“Keep it to one page” is outdated advice – but 10 pages is too many.
Here’s the real answer for Australia.
The General Rule
2-3 pages is standard for most professionals in Australia.
- Early career (under 5 years experience): 1-2 pages
- Mid-career (5-15 years): 2-3 pages
- Senior/executive: 3-4 pages acceptable
These are guidelines, not laws. Quality matters more than length.
When One Page Works
One page is fine if:
- You’re a recent graduate
- You have less than 3 years experience
- You’re in a field where brevity is valued
- You’re applying for a junior role
Don’t pad a thin resume. Short and strong beats long and weak.
When More Pages Are Okay
More than 3 pages can work if:
- You’re senior with genuinely relevant experience
- The role requires detailed technical skills
- You’re in academia or research (CVs can be much longer)
- You’re including a relevant publication list
But every line should earn its place. No filler.
What to Cut
If your resume is too long, cut:
- Jobs from 15+ years ago (summarise briefly)
- Irrelevant roles (your high school job if you’re 35)
- Detailed descriptions of obvious duties
- References section (provide separately when asked)
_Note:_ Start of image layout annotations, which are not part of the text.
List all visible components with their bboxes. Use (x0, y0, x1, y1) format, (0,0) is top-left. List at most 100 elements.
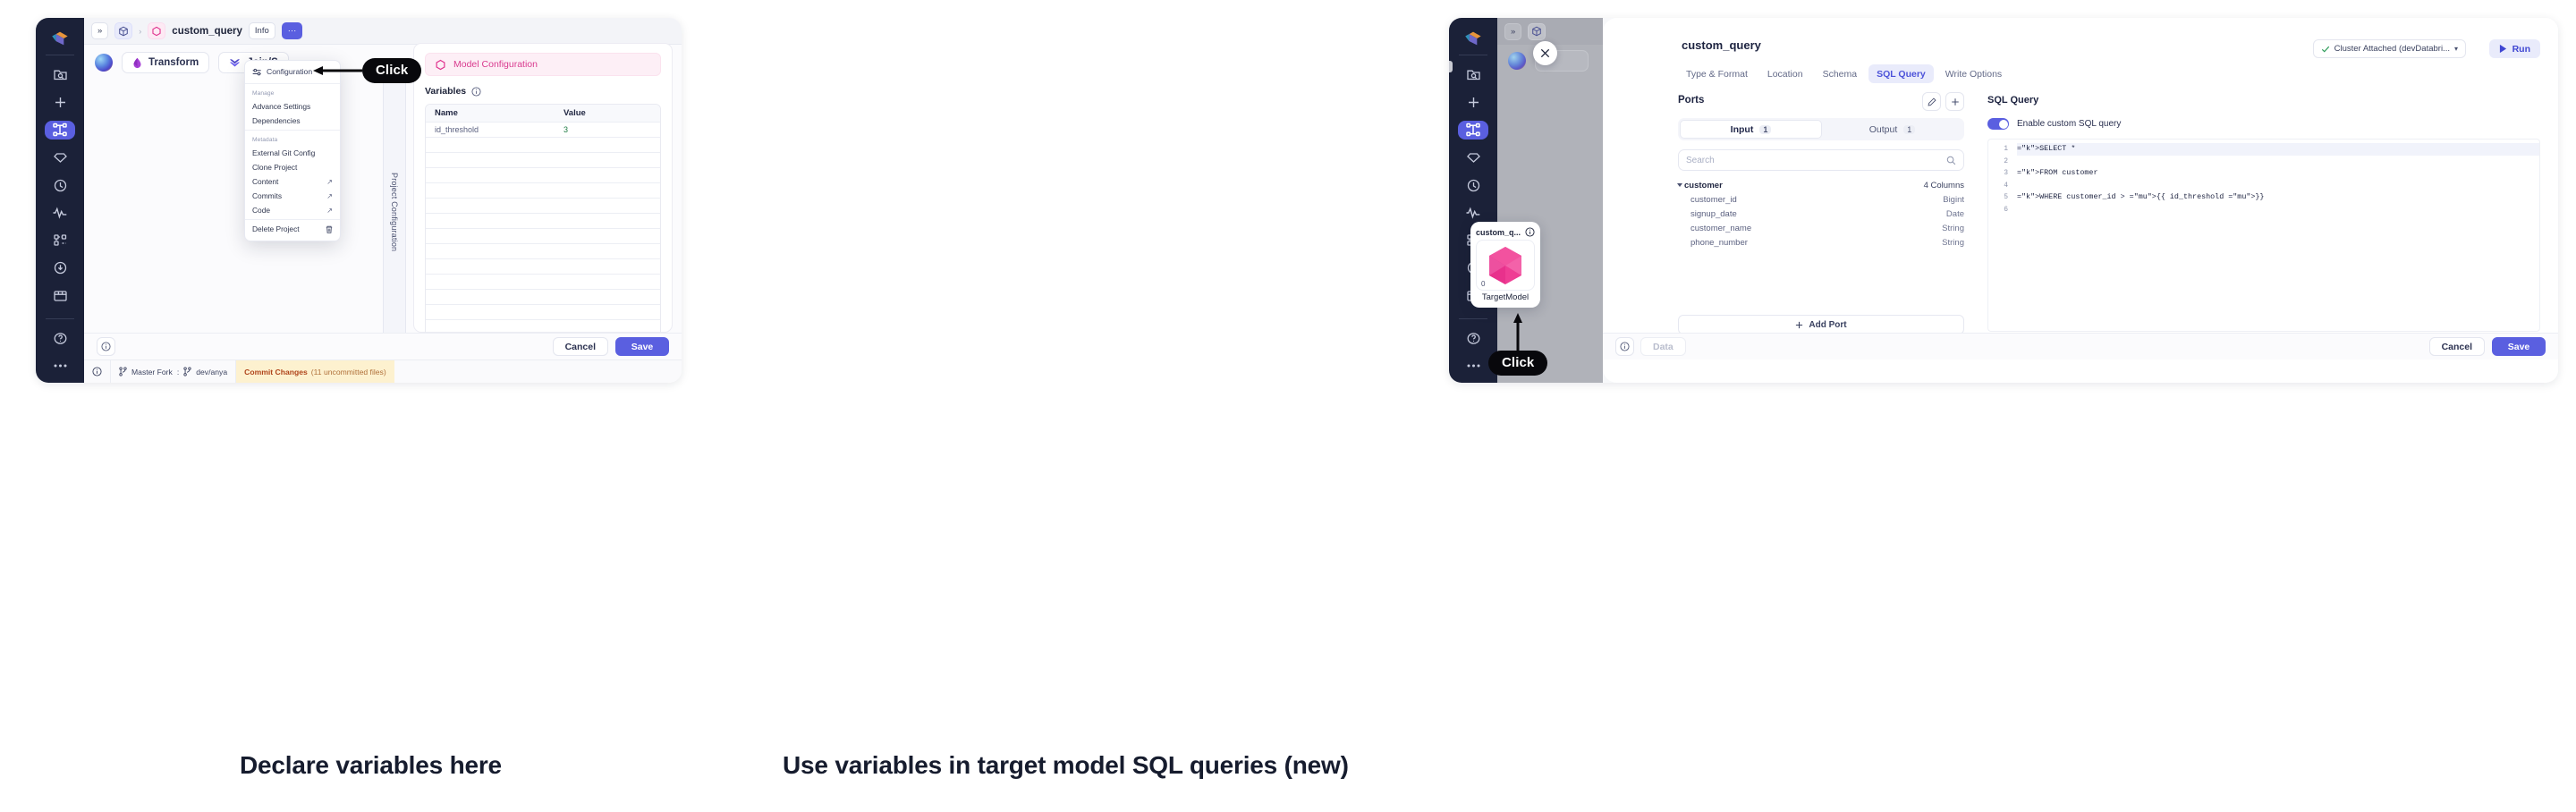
menu-item-code[interactable]: Code ↗ (245, 203, 340, 217)
menu-item-external-git-config[interactable]: External Git Config (245, 146, 340, 160)
expand-sidebar-button[interactable]: » (91, 22, 109, 39)
table-row-empty[interactable] (426, 274, 660, 289)
enable-custom-sql-row[interactable]: Enable custom SQL query (1987, 118, 2540, 130)
ports-search-box[interactable] (1678, 149, 1964, 171)
expand-sidebar-button[interactable]: » (1504, 22, 1522, 40)
sidebar-item-history[interactable] (1458, 176, 1488, 195)
table-row-empty[interactable] (426, 243, 660, 258)
table-row-empty[interactable] (426, 137, 660, 152)
sidebar-item-help[interactable] (1458, 329, 1488, 348)
menu-item-commits[interactable]: Commits ↗ (245, 189, 340, 203)
search-input[interactable] (1686, 155, 1916, 165)
edit-ports-button[interactable] (1922, 92, 1941, 111)
table-row-empty[interactable] (426, 304, 660, 319)
sidebar-item-jobs[interactable] (45, 258, 75, 277)
port-group-customer[interactable]: customer 4 Columns (1677, 178, 1964, 192)
cancel-button[interactable]: Cancel (2428, 337, 2485, 356)
footer-info-button[interactable] (1615, 337, 1634, 356)
sidebar-item-quality[interactable] (1458, 148, 1488, 167)
sidebar-item-pipeline[interactable] (1458, 120, 1488, 140)
table-row-empty[interactable] (426, 198, 660, 213)
sidebar-item-add[interactable] (45, 93, 75, 112)
segment-input[interactable]: Input 1 (1680, 120, 1822, 139)
empty-cell (426, 305, 560, 319)
cluster-attached-select[interactable]: Cluster Attached (devDatabri... ▾ (2312, 39, 2466, 58)
menu-item-content[interactable]: Content ↗ (245, 174, 340, 189)
table-row[interactable]: id_threshold 3 (426, 122, 660, 137)
cancel-button[interactable]: Cancel (552, 337, 608, 356)
help-icon (1467, 333, 1479, 344)
cube-icon (119, 26, 129, 36)
sidebar-item-quality[interactable] (45, 148, 75, 167)
list-item[interactable]: signup_date Date (1678, 207, 1964, 221)
sidebar-item-lineage[interactable] (45, 231, 75, 250)
clock-icon (1467, 179, 1479, 191)
close-panel-button[interactable] (1533, 41, 1557, 65)
menu-item-delete-project[interactable]: Delete Project (245, 222, 340, 236)
info-tab-button[interactable]: Info (248, 22, 275, 39)
statusbar-branch-info[interactable]: Master Fork : dev/anya (111, 360, 237, 383)
variable-value-cell: 3 (564, 125, 569, 134)
info-icon[interactable] (471, 86, 481, 97)
menu-item-dependencies[interactable]: Dependencies (245, 114, 340, 128)
node-input-port-handle[interactable] (1449, 61, 1453, 72)
model-configuration-banner: Model Configuration (425, 53, 661, 76)
menu-item-clone-project[interactable]: Clone Project (245, 160, 340, 174)
footer-info-button[interactable] (97, 337, 115, 356)
sidebar-item-more[interactable] (1458, 357, 1488, 376)
table-row-empty[interactable] (426, 258, 660, 274)
statusbar-info-button[interactable] (84, 360, 111, 383)
right-app-window: » custom_query Type & Format Location Sc… (1449, 18, 2558, 383)
list-item[interactable]: customer_name String (1678, 221, 1964, 235)
model-configuration-card: Model Configuration Variables Name Value… (413, 43, 673, 351)
sql-code-editor[interactable]: 1 2 3 4 5 6 ="k">SELECT * ="k">FROM cust… (1987, 139, 2540, 332)
project-cube-button[interactable] (114, 22, 133, 39)
sidebar-item-archive[interactable] (45, 286, 75, 305)
sidebar-item-pipeline[interactable] (45, 120, 75, 140)
tab-location[interactable]: Location (1759, 64, 1811, 83)
sidebar-item-monitoring[interactable] (45, 204, 75, 223)
table-row-empty[interactable] (426, 289, 660, 304)
list-item[interactable]: phone_number String (1678, 235, 1964, 250)
sidebar-item-add[interactable] (1458, 93, 1488, 112)
topbar-more-button[interactable]: ··· (281, 22, 303, 39)
empty-cell (426, 244, 560, 258)
more-icon (1467, 364, 1479, 368)
sidebar-item-help[interactable] (45, 329, 75, 348)
project-configuration-tab[interactable]: Project Configuration (383, 73, 406, 351)
tab-write-options[interactable]: Write Options (1937, 64, 2010, 83)
table-row-empty[interactable] (426, 182, 660, 198)
table-row-empty[interactable] (426, 167, 660, 182)
empty-cell (560, 138, 660, 152)
add-port-button[interactable]: Add Port (1678, 315, 1964, 334)
enable-custom-sql-toggle[interactable] (1987, 118, 2009, 130)
list-item[interactable]: customer_id Bigint (1678, 192, 1964, 207)
commit-changes-button[interactable]: Commit Changes (11 uncommitted files) (236, 360, 394, 383)
data-button[interactable]: Data (1640, 337, 1686, 356)
target-model-node-card[interactable]: custom_q... 0 TargetModel (1470, 222, 1540, 308)
sidebar-item-catalog-search[interactable] (45, 65, 75, 84)
segment-output[interactable]: Output 1 (1822, 120, 1962, 139)
join-icon (230, 59, 241, 67)
project-cube-button[interactable] (1528, 22, 1546, 40)
menu-item-advance-settings[interactable]: Advance Settings (245, 99, 340, 114)
sidebar-item-more[interactable] (45, 357, 75, 376)
menu-group-metadata: Metadata (252, 137, 278, 143)
table-row-empty[interactable] (426, 228, 660, 243)
tab-type-and-format[interactable]: Type & Format (1678, 64, 1756, 83)
sidebar-item-catalog-search[interactable] (1458, 65, 1488, 84)
save-button[interactable]: Save (2492, 337, 2546, 356)
tab-schema[interactable]: Schema (1815, 64, 1866, 83)
info-icon[interactable] (1525, 227, 1535, 237)
run-button[interactable]: Run (2488, 39, 2540, 58)
sidebar-item-history[interactable] (45, 176, 75, 195)
add-port-icon-button[interactable] (1945, 92, 1964, 111)
editor-code-lines[interactable]: ="k">SELECT * ="k">FROM customer ="k">WH… (2008, 140, 2539, 331)
table-row-empty[interactable] (426, 152, 660, 167)
save-button[interactable]: Save (615, 337, 669, 356)
table-row-empty[interactable] (426, 213, 660, 228)
topbar-more-label: ··· (287, 26, 297, 36)
tab-sql-query[interactable]: SQL Query (1868, 64, 1934, 83)
transform-tool-button[interactable]: Transform (122, 52, 210, 73)
sidebar-item-monitoring[interactable] (1458, 204, 1488, 223)
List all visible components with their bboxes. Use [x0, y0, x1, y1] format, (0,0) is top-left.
- Personal interests (unless relevant)
- Lengthy “objective statements”
What to Keep
Don’t cut:
- Achievements with quantified results
- Relevant skills and certifications
- Recent experience (last 10-15 years in detail)
- Professional summary at the top
The Real Test
Can a recruiter quickly find what they need?
If your resume is 3 pages but well-organised and scannable, it works. If it’s 2 pages of dense text with no structure, it fails.
Format matters as much as length. Use clear headings, bullet points, and white space.